Powerful message

Audi and InStyle, Style Scholarship nominee, Anna Robertson, has created a thriving fashion label and opened avenues of international trade in the process. 

Creating a fashion label almost by accident, Anna Robertson has built a successful business that spans two continents and has myriad social benefits for those she works with.

4 May, 2017


Ask YEVU founder Anna Robertson what the key message people can take from the enormous success of her fashion label is and her answer is simple – and powerful.
“You can do business, and do good at the same time,” she says.
It’s this mantra that drove the Sydney-born 30-year-old to launch her Ghanaian-based female-led social enterprise five years ago and ensure it has continued to thrive ever since. 
But the irony of Robertson’s story is that for all her success, the Audi Style Scholarship nominee and fashion game-changer never really had aspirations of working in the Australian fashion industry. In fact, she accidentally fell into it. But both she, her 25 mostly female employees and the 170 Ghanaian family and community who indirectly benefit from her business are so glad she did. 

Taking an Australian Youth Ambassadorship in Ghana in 2012 was the beginning of the YEVU story. Wanting to change the preconceived landscape of business and charity, Robertson saw an opportunity to generate revenue by producing Ghanaian clothing for the Australian market and in doing so, create full time jobs, generate a sustainable income and build community morale for a team of women and men in Ghana. 

Inspired by her background in international development and political economy, her experience cutting her teeth at an Australian-based NGO soon morphed into a fully-fledged business with a strong online presence and temporary pop-up stores in Sydney, Melbourne and East London. 

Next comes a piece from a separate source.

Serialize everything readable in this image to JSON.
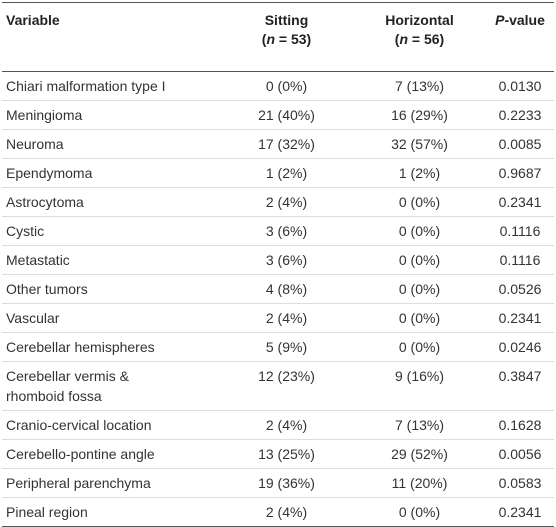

Robertson was blown away by the instant appeal of Yevu’s first collection, selling out 300 pieces in three days from the front of her friend’s house in Surry Hills in October 2013. 

From these humble beginnings, her small team in Accra now produce over 1000 pieces of clothing per month and in turn each employee receives a wage 15 times that of the country’s minimum salary, economically empowering her staff and their families in a direct way. 

“I have seen that people don't want hand outs, they want jobs and income and to feel empowered so they can provide for their family,” she says. “It’s exciting to be a part of a movement where these two worlds of commercial income and social impact can co-exist, and although it's a tiny drop in the ocean, the impact on peoples lives is tangible.” 

All Yevu’s pieces are trans-seasonal and unisex, with all prints Ghanaian designed and made, often featuring iconography of items Westerners take for granted like prawns, popcorn, stationary and electrical items.

 

There’s no secret behind the way Robertson sources her fabrics either. She describes the process as like ‘digging for gold’, navigating her way through the back alleys and windy paths of the Ghanaian market place to spot new and archival prints that she can see working in an Australian context. 

“There's no formalised process around this,” she adds, “it’s really just like a crazy chaotic mission every time, and when I'm not in Ghana there is a lot of WhatsApping and image sharing with our team during print buying periods, as it has to be a carefully considered part of our ranges”.

Robertson says launching her business and moving part-time to Ghana (she’s spent a third of her time there in the last four years) has had a big influence on her approach to style. 

She oozes cool and describes her style as ‘colourful tomboy’.

“I've always been a bit of a tomboy, I used to wear my brothers hand me downs growing up like the Mambo dog fart t-shirt!,” she laughs. “So I guess that's stuck with me, but as I've gained experience, and travelled and run the business, I have picked up influences from all over. I tend to go for independent labels and vintage pieces that last the test of time, as opposed to buying a whole lot of cheap bad fitting crap!”
Robertson says she now doesn’t buy much clothing and puts more value on quality and ethics than what she used to. But the Ghanian people’s influence on her goes deeper than her clothes alone.
“I've also learnt to embrace my body more, which I've learnt from the women in my life in Ghana, where shape and curve and (god forbid) fat are desirable and celebrated.” 

‘Style’ also now means so much more than simply being able to pull off a bold and colourful Yevu print in the streets of Sydney.
“I think that true style resonates from the inside,” she adds. “For me, the most stylish person in the room truly believes that all humans are born equal and treats people accordingly. They have integrity, they know themselves and exude confidence, regardless of having a bad hair day. If you can live your life in this way, then you’ll be stylish until the day you die!” 

 

The Audi and InStyle Women of Style Awards recognise outstanding women and their achievements across a range of fields each year. As part of the awards, the InStyle and Audi Style Scholarship is presented to an outstanding individual, Then there is also the InStyle and Audi Style Scholarship, which each year recognises the efforts of one individual and their pursuit of excellence, giving them a $10,000 bursary to help the recipient further their efforts in their chosen field.